Reps still have both unrivaled access and special knowledge, but the HCP is still the connection to the patient. Based on their background and treatment experience, HPCs will have tendencies and sentiments the reps can capture. Prescription volumes will never reliably represent how a doctor feels about the drug and when to use it. Data generated by reps can provide this sentiment, but they have their biases. A data science team can help the reps capture that information and translate it into data. Predictive models can reveal and correct biases before predicting sentiment or even prescribing patterns. When prescription volumes are non-existent or infrequent, i.e., at launch or in rare disease, these custom strategies with non-clinical data become a strategic pillar.
With any employee generated data, incentives need to be aligned with accurate and honest entry. In one instance, a client setting up these collection pathways unknowingly created incentives which would incorrectly generate depressed figures. When the rep collected data on patient potential, the HCP hedged down, because they do not want to be hounded by the company as a prime target. Then the rep took that number and hedged down further, to give themselves extra space to meet quotas. If reps benefit from supplying bad data, they will supply bad data. If reps go through the trouble of collecting and entering accurate data, they want to see it used effectively. Groups supporting sales with analytics have a responsibility to do impactful things with any data reps collect.

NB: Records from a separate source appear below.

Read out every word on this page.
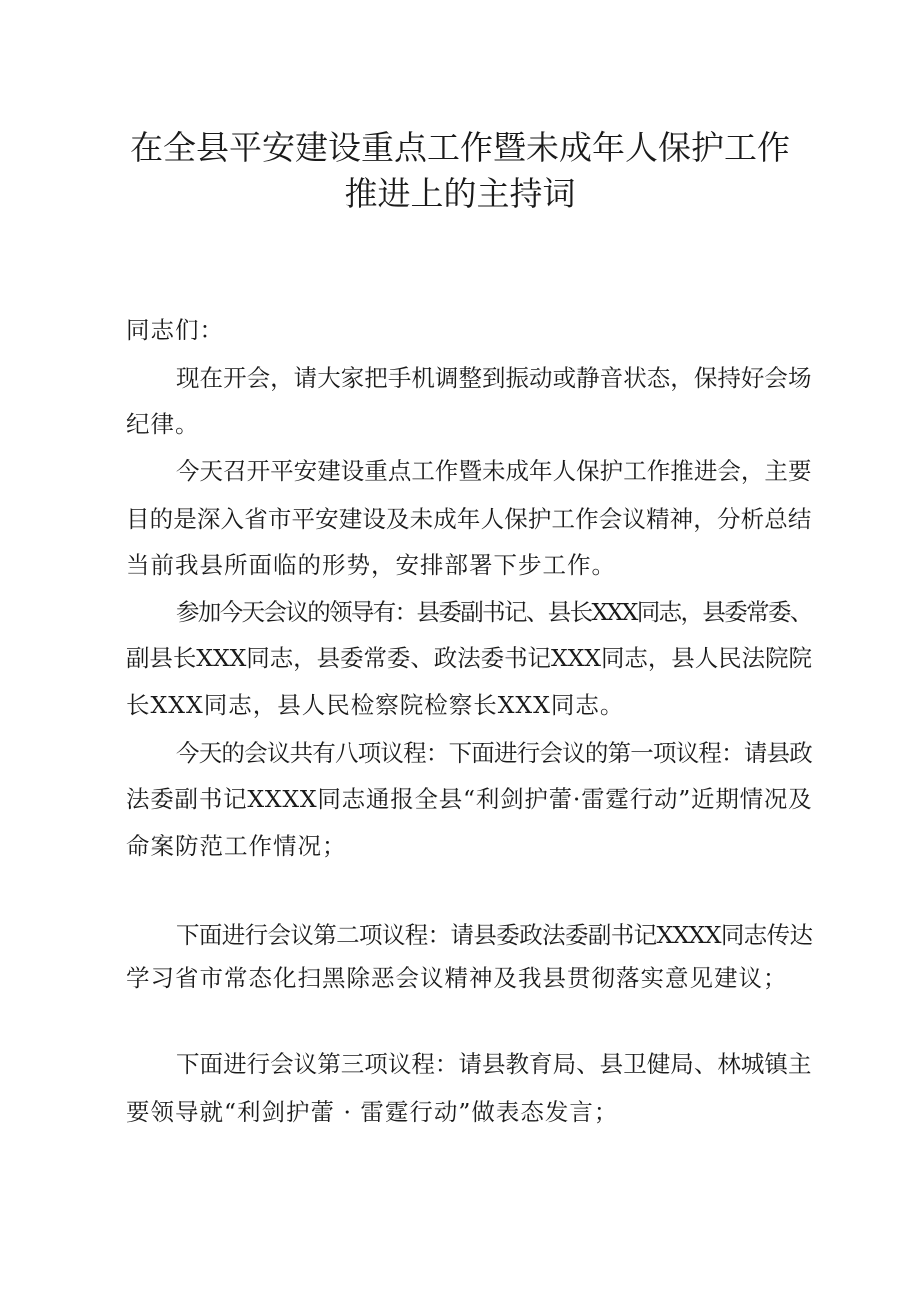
在全县平安建设重点工作暨未成年人保护工作
推进上的主持词
同志们：
现在开会，请大家把手机调整到振动或静音状态，保持好会场
纪律。
今天召开平安建设重点工作暨未成年人保护工作推进会，主要
目的是深入省市平安建设及未成年人保护工作会议精神，分析总结
当前我县所面临的形势，安排部署下步工作。
参加今天会议的领导有：县委副书记、县长XXX同志，县委常委、
副县长XXX同志，县委常委、政法委书记XXX同志，县人民法院院
长XXX同志，县人民检察院检察长XXX同志。
今天的会议共有八项议程：下面进行会议的第一项议程：请县政
法委副书记XXXX同志通报全县“利剑护蕾·雷霆行动”近期情况及
命案防范工作情况；
下面进行会议第二项议程：请县委政法委副书记XXXX同志传达
学习省市常态化扫黑除恶会议精神及我县贯彻落实意见建议；
下面进行会议第三项议程：请县教育局、县卫健局、林城镇主
要领导就“利剑护蕾 · 雷霆行动”做表态发言；
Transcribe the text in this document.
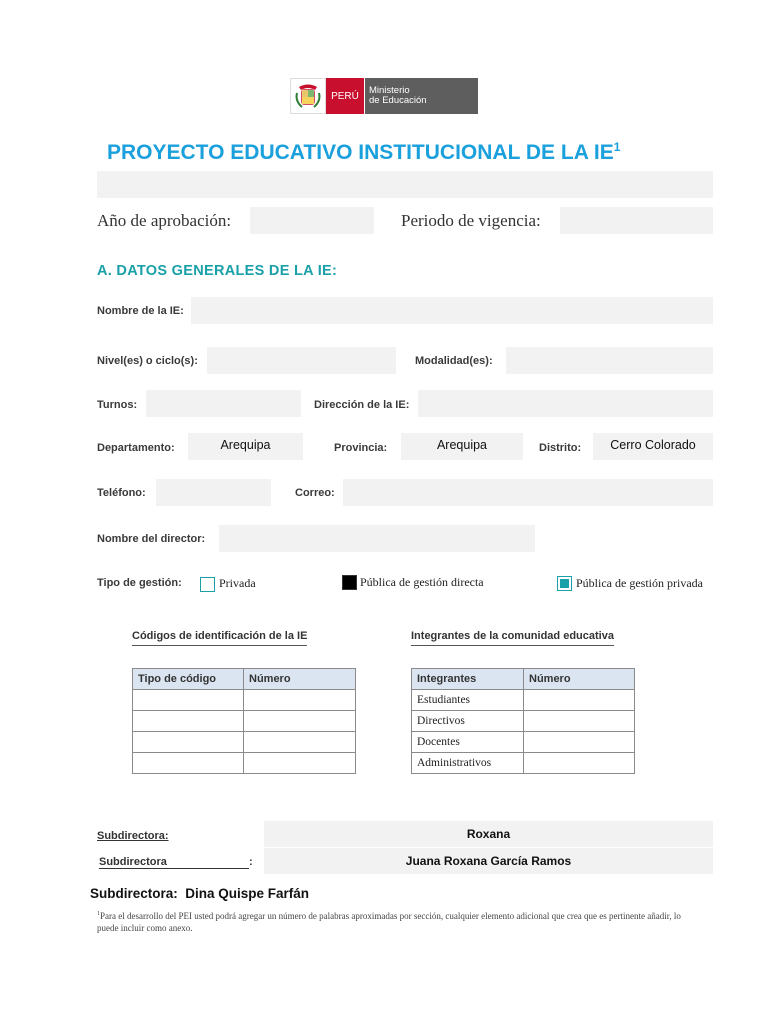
PERÚ Ministerio
de Educación
PROYECTO EDUCATIVO INSTITUCIONAL DE LA $IE^1$
Año de aprobación:	Periodo de vigencia:
A. DATOS GENERALES DE LA IE:
Nombre de la IE:
Nivel(es) o ciclo(s):	Modalidad(es):
Turnos:	Dirección de la IE:
Departamento:	Arequipa	Provincia:	Arequipa	Distrito:	Cerro Colorado
Teléfono:	Correo:
Nombre del director:
Tipo de gestión:	Privada	Pública de gestión directa	Pública de gestión privada
Códigos de identificación de la IE
Tipo de código	Número

Integrantes de la comunidad educativa
Integrantes	Número
Estudiantes	
Directivos	
Docentes	
Administrativos	
Subdirectora:	Roxana
Subdirectora	:	Juana Roxana García Ramos
Subdirectora:  Dina Quispe Farfán
$^1$Para el desarrollo del PEI usted podrá agregar un número de palabras aproximadas por sección, cualquier elemento adicional que crea que es pertinente añadir, lo puede incluir como anexo.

Where We Are Now – Access and the Pharmaceutical Sales Model in the Future
Face-to-face access has become increasingly challenging, even pre-COVID. Short term access was entirely restricted, but its long-term effects are more important. Certain regions, or certain hospital systems – especially larger ones – are continuing to push back wholesale on in-person interaction. Doctors may prefer face-to-face, in person interactions with their “favorite” reps and push others towards digital platforms. This will accelerate the trend of less access, or even less intimate virtual access. While face-to-face visits are more impactful on the relationship with the doctor, virtual visits may enable greater data collection. Live data entry is easier when you are already on a laptop, compared to standing in an office trying to keep eye contact. This is a key moment to collect qualitative information from the HCP. Firms can get creative with means of collection – the rep can use prebuilt surveys and complete it with the doctor as part of their conversation. Workarounds are not only needed in the in-person sphere, as data collection on the digital side is facing its own limitations. Privacy concerns are creating new difficulties analyzing digital marketing effectiveness. Organizations will have to be at their best to push forward creative solutions. Building effective data feedback loops between the organization and the sales reps will create trusted, impactful analytics and insights that will benefit the entire business.